I lean toward cooldown by default, and bypass it when an actual reachable exploitable ZeroDay CVE is released.
progval 14 hours ago
Use a package repository that fast-tracks security updates, like Debian Stable.
fnoef 20 hours ago
I mean, what's the future now? Everyone just vibecoding their own private tools that no "foreign government" has access to? It honestly feels like everything is slowly starting to collapse.
Also didn't Microsoft (the owner of GitHub) got access to Claude Mythos in order to "seCuRe cRitiCal SoftWaRe InfRasTructUre FoR teh AI eRa"? Hows securing GitHub Action going for them?
righthand 18 hours ago
Dont write clis in Javascript.
nh43215rgb 9 hours ago
> THE MOST TRUSTED PASSWORD MANAGER
> Defend against hackers and data breaches
> Fix at-risk passwords and stay safe online with Bitwarden, the best password manager for securely managing and sharing sensitive information.
yep. literally from their website this moment..and the link to their "statement"[0] is nowhere on the front page.

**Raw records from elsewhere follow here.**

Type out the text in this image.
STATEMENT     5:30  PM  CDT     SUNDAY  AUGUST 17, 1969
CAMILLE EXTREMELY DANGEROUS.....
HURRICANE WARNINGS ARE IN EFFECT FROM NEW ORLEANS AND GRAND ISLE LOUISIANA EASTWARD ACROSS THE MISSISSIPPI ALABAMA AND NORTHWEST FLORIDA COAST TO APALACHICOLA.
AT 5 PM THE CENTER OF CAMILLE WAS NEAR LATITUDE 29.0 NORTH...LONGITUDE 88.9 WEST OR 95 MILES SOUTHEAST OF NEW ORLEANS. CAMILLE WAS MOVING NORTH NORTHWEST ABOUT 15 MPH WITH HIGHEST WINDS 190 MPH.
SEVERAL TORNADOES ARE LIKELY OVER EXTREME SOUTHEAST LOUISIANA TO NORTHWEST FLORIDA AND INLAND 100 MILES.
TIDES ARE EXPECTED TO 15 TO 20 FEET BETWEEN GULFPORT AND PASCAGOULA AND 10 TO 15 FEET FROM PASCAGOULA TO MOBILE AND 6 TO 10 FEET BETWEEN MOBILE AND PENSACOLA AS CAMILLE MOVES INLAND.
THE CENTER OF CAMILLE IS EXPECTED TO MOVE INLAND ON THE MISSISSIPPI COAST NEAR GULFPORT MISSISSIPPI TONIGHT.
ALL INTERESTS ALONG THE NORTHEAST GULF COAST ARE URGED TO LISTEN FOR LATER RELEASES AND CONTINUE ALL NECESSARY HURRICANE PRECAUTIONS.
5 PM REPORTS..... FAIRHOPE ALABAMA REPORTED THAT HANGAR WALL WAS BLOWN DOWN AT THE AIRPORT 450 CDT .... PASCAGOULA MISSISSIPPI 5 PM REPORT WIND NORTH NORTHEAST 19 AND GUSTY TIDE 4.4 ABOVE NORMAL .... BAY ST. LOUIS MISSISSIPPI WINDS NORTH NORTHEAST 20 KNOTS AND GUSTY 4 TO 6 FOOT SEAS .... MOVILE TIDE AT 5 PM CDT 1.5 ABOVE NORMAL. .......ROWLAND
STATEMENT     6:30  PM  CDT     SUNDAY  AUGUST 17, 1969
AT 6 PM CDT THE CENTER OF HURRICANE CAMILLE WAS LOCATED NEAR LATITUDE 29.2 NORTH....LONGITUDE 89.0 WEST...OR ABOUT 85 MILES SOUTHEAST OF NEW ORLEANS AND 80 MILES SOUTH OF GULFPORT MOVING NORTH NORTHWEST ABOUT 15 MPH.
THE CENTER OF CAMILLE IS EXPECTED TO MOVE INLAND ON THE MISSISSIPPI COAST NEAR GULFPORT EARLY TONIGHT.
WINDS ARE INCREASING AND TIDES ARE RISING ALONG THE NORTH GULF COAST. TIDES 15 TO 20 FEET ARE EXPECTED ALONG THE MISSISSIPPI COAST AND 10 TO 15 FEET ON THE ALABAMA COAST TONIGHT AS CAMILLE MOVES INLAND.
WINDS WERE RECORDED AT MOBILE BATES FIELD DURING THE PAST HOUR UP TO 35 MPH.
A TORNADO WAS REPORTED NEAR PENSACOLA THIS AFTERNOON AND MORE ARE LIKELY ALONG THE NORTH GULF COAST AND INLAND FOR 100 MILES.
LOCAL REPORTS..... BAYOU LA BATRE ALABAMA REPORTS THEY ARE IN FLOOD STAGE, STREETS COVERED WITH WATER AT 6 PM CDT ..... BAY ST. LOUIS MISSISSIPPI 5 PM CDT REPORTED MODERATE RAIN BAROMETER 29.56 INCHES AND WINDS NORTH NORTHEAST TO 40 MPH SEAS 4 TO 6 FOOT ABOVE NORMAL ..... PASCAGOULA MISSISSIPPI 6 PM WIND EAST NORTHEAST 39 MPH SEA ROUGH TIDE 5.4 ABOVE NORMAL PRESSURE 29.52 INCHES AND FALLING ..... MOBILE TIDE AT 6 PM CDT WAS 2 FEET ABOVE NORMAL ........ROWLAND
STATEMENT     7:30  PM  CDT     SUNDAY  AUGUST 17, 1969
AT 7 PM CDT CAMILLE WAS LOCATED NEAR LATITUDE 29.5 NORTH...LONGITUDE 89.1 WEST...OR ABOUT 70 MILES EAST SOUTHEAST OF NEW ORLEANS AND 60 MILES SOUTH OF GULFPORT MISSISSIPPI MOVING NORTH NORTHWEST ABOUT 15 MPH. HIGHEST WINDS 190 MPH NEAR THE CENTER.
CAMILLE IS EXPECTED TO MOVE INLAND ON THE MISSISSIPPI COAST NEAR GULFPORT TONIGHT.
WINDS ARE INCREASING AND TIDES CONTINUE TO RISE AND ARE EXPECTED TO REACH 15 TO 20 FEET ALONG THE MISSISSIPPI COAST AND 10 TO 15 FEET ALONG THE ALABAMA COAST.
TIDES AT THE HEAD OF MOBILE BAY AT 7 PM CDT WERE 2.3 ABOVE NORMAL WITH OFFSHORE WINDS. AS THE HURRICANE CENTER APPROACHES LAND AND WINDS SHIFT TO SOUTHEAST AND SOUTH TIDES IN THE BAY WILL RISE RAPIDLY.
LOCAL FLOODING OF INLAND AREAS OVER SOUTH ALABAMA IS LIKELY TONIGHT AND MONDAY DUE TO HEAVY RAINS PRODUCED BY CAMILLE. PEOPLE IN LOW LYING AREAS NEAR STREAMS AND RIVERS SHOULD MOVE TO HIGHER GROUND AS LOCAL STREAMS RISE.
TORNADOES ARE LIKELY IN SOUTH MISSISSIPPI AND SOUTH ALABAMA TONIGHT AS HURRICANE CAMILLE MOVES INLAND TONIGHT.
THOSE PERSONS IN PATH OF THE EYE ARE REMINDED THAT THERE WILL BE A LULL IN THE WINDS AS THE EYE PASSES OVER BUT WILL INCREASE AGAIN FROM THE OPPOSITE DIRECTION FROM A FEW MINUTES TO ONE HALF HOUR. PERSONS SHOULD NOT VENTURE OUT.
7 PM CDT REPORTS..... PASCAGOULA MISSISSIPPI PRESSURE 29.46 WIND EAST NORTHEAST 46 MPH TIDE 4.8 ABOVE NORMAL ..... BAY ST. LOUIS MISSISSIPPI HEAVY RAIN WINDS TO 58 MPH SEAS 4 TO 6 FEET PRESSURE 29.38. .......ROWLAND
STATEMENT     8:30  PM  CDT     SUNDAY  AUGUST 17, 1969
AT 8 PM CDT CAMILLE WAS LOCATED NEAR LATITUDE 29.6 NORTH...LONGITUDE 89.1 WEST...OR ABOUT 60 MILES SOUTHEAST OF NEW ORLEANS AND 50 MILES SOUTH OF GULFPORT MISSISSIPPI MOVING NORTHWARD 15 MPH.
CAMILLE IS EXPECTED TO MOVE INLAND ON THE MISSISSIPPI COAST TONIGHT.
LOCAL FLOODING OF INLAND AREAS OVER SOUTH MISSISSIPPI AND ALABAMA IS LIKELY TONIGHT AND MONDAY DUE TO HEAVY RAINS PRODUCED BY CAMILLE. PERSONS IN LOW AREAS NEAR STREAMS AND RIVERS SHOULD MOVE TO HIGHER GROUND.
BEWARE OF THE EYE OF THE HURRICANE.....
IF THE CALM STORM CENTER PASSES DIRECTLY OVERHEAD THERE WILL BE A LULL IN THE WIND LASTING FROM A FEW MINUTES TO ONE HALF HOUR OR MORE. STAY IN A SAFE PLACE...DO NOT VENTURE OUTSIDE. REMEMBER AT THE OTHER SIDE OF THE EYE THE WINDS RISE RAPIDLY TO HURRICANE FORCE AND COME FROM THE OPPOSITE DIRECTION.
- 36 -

Oh wait, there is a top banner..."Take insights to action: Bitwarden Access Intelligence now available Learn more >" nope.
[0]: https://community.bitwarden.com/t/bitwarden-statement-on-che...
fraywing 20 hours ago
Can we please get a break?
Praying to the security gods.
It seems like we've have non-stop supply chain attacks for months now?
dgellow 19 hours ago
Expect to continue for years to come
ripped_britches 19 hours ago
This is the break right now, we will smile back on these times
dnnddidiej 15 hours ago
stephenlf 17 hours ago
Crap. I use that CLI.
rvz 20 hours ago
Once again, it is in the NPM ecosystem. OneCLI [0] does not save you either. Happens less with languages that have better standard libraries such as Go.
If you see any package that has hundreds of libraries, that increases the risk of a supply chain attack.
A password manager does not need a CLI tool.
internetter 20 hours ago
> A password manager does not need a CLI tool.
A password manager absolutely does need a CLI tool??
hrimfaxi 20 hours ago
> A password manager does not need a CLI tool.
Why not? Even macos keychain supports cli.
gear54rus 20 hours ago
The above comment is just a bunch of generalizations not meant to address seriously that's why.
rvz 20 hours ago
hgoel 20 hours ago
I guess anyone/anything using a non-graphical interface should just not use a password manager for some reason?
Not to mention that a graphical application is just as vulnerable to supply chain attacks.
fluidcruft 18 hours ago
I seems like we need better standard libraries, but standard libraries turn into tarpits. I sort of like the way python's stdlib works.
trinsic2 20 hours ago
Yeah Im going to have to agree with this
imiric 20 hours ago
> A password manager does not need a CLI tool.
That's a wild statement. The CLI is just another UI.
The problem in this case is JS and the NPM ecosystem. Go would be an improvement, but complexity is the enemy of security. Something like (pass)age is my preference for storing sensitive data.